View up Brynwood road in west Portland, looking uphill. A “yellow lion” is painted on the foreground. Road sign reads “Steep narrow road. No through trucks. Cars going uphill have right-of-way”

The perfect climb

Published 2023-01-13
This is one of my favorite blog posts

Riding a bike up a hill is like eating spicy food, an acquired taste and one that aficionados take seriously. This is about suffering; how much you enjoy it is a function of in what ways you like to suffer. My recipe for a perfect climb is:

  1. low traffic
  2. grade between 5% and 15%
  3. lots of curves
  4. not too short

1. Low traffic

As with literally everything else the presence of cars makes a climb worse. There are a couple of fine routes up onto my favorite hill that I have never taken simply because it would mean having to climb next to impatient assholes gunning their motors. I don’t care how well they’ve honed the spice balance, if I have to eat it in a portapotty it’s gonna taste like shit.

2. Grade between 5% and 15%

Grade is the Scoville rating of a climb. Grade × distance = climbing category. So in theory “steeper is better” but ah yeah, how much do you really want to hurt?
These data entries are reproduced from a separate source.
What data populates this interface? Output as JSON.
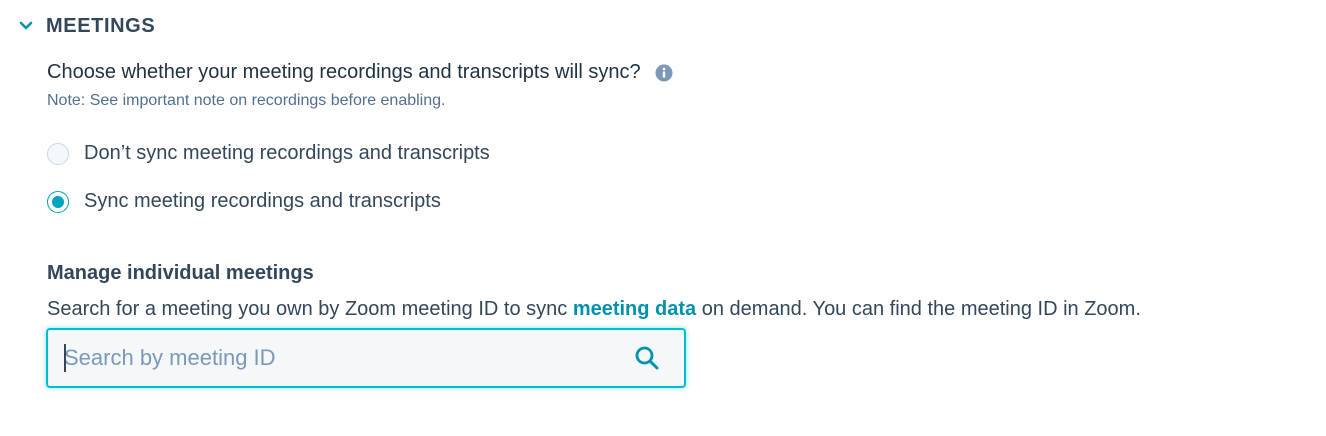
{
  "section": {
    "title": "MEETINGS",
    "expanded_icon": "chevron-down-icon"
  },
  "sync_setting": {
    "question": "Choose whether your meeting recordings and transcripts will sync?",
    "info_icon": "info-icon",
    "note": "Note: See important note on recordings before enabling.",
    "options": [
      {
        "label": "Don’t sync meeting recordings and transcripts",
        "selected": false
      },
      {
        "label": "Sync meeting recordings and transcripts",
        "selected": true
      }
    ]
  },
  "manage": {
    "title": "Manage individual meetings",
    "desc_before": "Search for a meeting you own by Zoom meeting ID to sync ",
    "desc_link": "meeting data",
    "desc_after": " on demand. You can find the meeting ID in Zoom."
  },
  "search": {
    "placeholder": "Search by meeting ID",
    "value": "",
    "icon": "search-icon"
  },
  "colors": {
    "accent": "#00a4bd",
    "link": "#0091ae",
    "text": "#33475b",
    "muted": "#516f90",
    "info_icon": "#7c98b6"
  }
}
Over shorter distances steeper grades are tolerable, but at some point my heart complains.

Grade is both intensely personal and intensely mental. Too shallow (below 5%) and it just feels like I’m pedalling through oatmeal, not climbing a hill. Steep pitches (for me: above 15%) are great in short bursts but if I have to stand over the pedals for 5 minutes I start to hear my heart in my ears. Too spicy. It depends on distance of course but somewhere around 8–9% is ideal: steep enough to feel like I’m going up, but not too steep to demand I stand.

3. Lots of curves

I debated putting this one ahead of pitch. Again: personal and mental. Curves are the cucumber raita of climbing. They don’t cut the heat so much as distract you from it. I know climbers who love one of those long straight climbs where you can see the top of the hill from the bottom. They attack that stuff the way some people clean off a whole plate of buffalo wings without even touching the celery. On those things I have to force myself to look just ahead of my wheel, knuckle down and zone out. I prefer to delude myself that surely this is the last one, no?

4. Not too short

Every other thing about a climb could be perfect, but if it’s too short it’s more of a flavoring than an experience. Short punchy rollers are the wasabi of climbing. Put three or four short punchy rollers together, however, and you might have a proper climb. How long is “long enough?” I dunno, enough to make me sweat in any weather? That’s a pretty good metric I guess.